In 1990 in an atmosphere of growing ethnic nationalism, 114 men of the Jamaat al Muslimeen, led by Yasin Abu Bakr (formerly known as Lennox Phillip), stormed the Trinidad and Tobago Parliament and held the government hostage for six days. The matter was resolved, and such events have not reoccurred.
In 1991 the PNM regained power, with the UNC as the main opposition party. In the election campaign opposition leader Basdeo Panday claimed the existence of a systematic discrimination against Indo-Trinidadians in the public sector and promised an Equal Employment Opportunities Commission.
Fresh elections in November 1995 brought Panday and the UNC to power in coalition with NAR marking the first time that an Indo- Trinidadian had become prime minister. Prime Minister Panday named many East Indian descendants to his Cabinet, while still maintaining an Afro-Trinidadian presence in government.
The general elections held in December 2001, resulted in an evenly divided Parliament, with both major parties winning 18 seats in the 36-member House of Representatives. With Parliament unable to form a majority, Manning called new elections. Despite inflammatory campaigning by both parties, elections proceeded peacefully and resulted in an undisputed 20 to 16 majority for the PNM.
Currently the PNM is primarily but not exclusively Afro-Trinidadian, and the UNC, is mainly but not wholly Indo-Trinidadian. In the national election of 2002, a majority of voters supported the PNM enabling them to retain control of the government.
Steadily rising world petroleum prices have once again brought increased national revenues some of which are being directed at programs aimed at reducing social and political tensions and instability.
With a per capita income of US$13,000 (2004), Trinidad and Tobago is one of the most prosperous nations in the Caribbean.
Current state of minorities and indigenous peoples
Long-standing stereotypes and prejudices persist in Trinidad. Despite non-violent racial tensions that sometimes emerge between Indo-Trinidadians and Afro-Trinidadians, the country's diverse racial and ethnic groups continue to live in what on the surface appears to be peace and mutual respect.
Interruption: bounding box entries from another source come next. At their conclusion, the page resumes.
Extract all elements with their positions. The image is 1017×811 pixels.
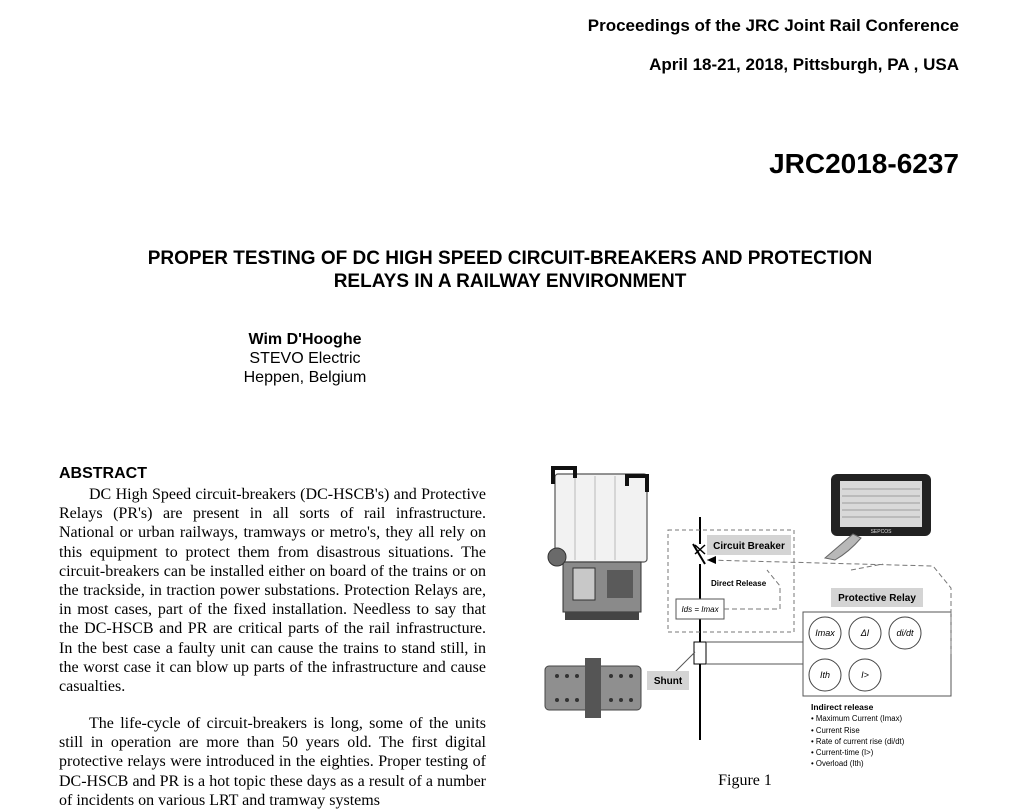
author-name: Wim D'Hooghe: [248, 331, 362, 348]
paper-title: [110, 247, 910, 293]
figure-diagram: [535, 462, 960, 772]
direct-release-label: Direct Release: [711, 579, 767, 588]
paper-id: JRC2018-6237: [769, 148, 959, 179]
indirect-release-title: Indirect release: [811, 702, 874, 712]
protective-relay-label: Protective Relay: [838, 593, 916, 604]
tablet-brand-label: SEPCOS: [870, 529, 892, 535]
abstract-paragraph-1: DC High Speed circuit-breakers (DC-HSCB's) and Protective Relays (PR's) are present in all sorts of rail infrastructure. National or urban railways, tramways or metro's, they all rely on this equipment to protect them from disastrous situations. The circuit-breakers can be installed either on board of the trains or on the trackside, in traction power substations. Protection Relays are, in most cases, part of the fixed installation. Needless to say that the DC-HSCB and PR are critical parts of the rail infrastructure. In the best case a faulty unit can cause the trains to stand still, in the worst case it can blow up parts of the infrastructure and cause casualties.: [59, 486, 486, 696]
circuit-breaker-device-image: [548, 468, 647, 620]
shunt-device-image: [545, 658, 641, 718]
indirect-release-item-1: • Maximum Current (Imax): [811, 714, 903, 723]
delta-i-label: ΔI: [860, 628, 870, 638]
imax-label: Imax: [815, 628, 835, 638]
indirect-release-arrow: [707, 556, 716, 564]
circuit-main-line: [693, 517, 705, 740]
indirect-release-path-tablet: [851, 564, 883, 570]
indirect-release-item-3: • Rate of current rise (di/dt): [811, 737, 905, 746]
abstract-paragraph-2: The life-cycle of circuit-breakers is long, some of the units still in operation are more than 50 years old. The first digital protective relays were introduced in the eighties. Proper testing of DC-HSCB and PR is a hot topic these days as a result of a number of incidents on various LRT and tramway systems: [59, 715, 486, 809]
author-affiliation: STEVO Electric: [249, 350, 361, 367]
ith-label: Ith: [819, 670, 831, 680]
paper-title-line-1: PROPER TESTING OF DC HIGH SPEED CIRCUIT-BREAKERS AND PROTECTION: [147, 248, 873, 269]
shunt-pointer: [673, 652, 695, 674]
direct-release-path: [724, 570, 780, 609]
indirect-release-item-4: • Current-time (I>): [811, 748, 874, 757]
circuit-breaker-label: Circuit Breaker: [713, 541, 785, 552]
figure-caption: Figure 1: [718, 772, 772, 789]
author-block: [215, 330, 395, 387]
conference-title: Proceedings of the JRC Joint Rail Conference: [587, 16, 959, 35]
shunt-element: [694, 642, 706, 664]
ids-imax-label: Ids = Imax: [681, 605, 719, 614]
conference-date-location: April 18-21, 2018, Pittsburgh, PA , USA: [649, 55, 959, 74]
di-dt-label: di/dt: [896, 628, 914, 638]
author-location: Heppen, Belgium: [243, 369, 367, 386]
paper-title-line-2: RELAYS IN A RAILWAY ENVIRONMENT: [333, 271, 687, 292]
indirect-release-item-2: • Current Rise: [811, 726, 860, 735]
tablet-device-image: [825, 474, 931, 560]
abstract-heading: ABSTRACT: [59, 465, 147, 482]
indirect-release-item-5: • Overload (Ith): [811, 759, 864, 768]
shunt-label: Shunt: [653, 676, 683, 687]
i-gt-label: I>: [861, 670, 869, 680]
Afro-Trinidadians predominate in the civil service and security forces consequently some Indo-Trinidadians continue to advocate for more proportional representation in senior civil service and protective service positions as well as in state-sponsored housing grants and scholarships.
There have also been occasional complaints about the efforts of some religious groups to proselytize in neighborhoods where Indian religions dominate. In the forefront of this are Hindu religious leaders who challenge evangelical and Pentecostal Christians. Some observers see this as another reflection of sub-surface tensions between essentially Christian Afro-Trinidadian and predominantly Hindu Indo-Trinidadian communities.
Some Indo-Trinidadians have also denounced the use of the Trinity Cross as the country's highest honor, claiming that the Christian motif was not representative of a multi-religious society of which they are a part.
Both major political parties continue to reach out to voters from the other small ethnic minorities, such (Chinese, Syrian, Lebanese, and Europeans) This includes appointing members of these groups to important cabinet positions.
In keeping with a national trend towards reclaiming ethnic traditions a very small group of people now increasingly identify themselves as descendants of the original indigenous population of the country. They maintain social ties with each other and have acquired support from international aboriginal groups for continuing advocacy and the commercialization of some revived Carib traditions.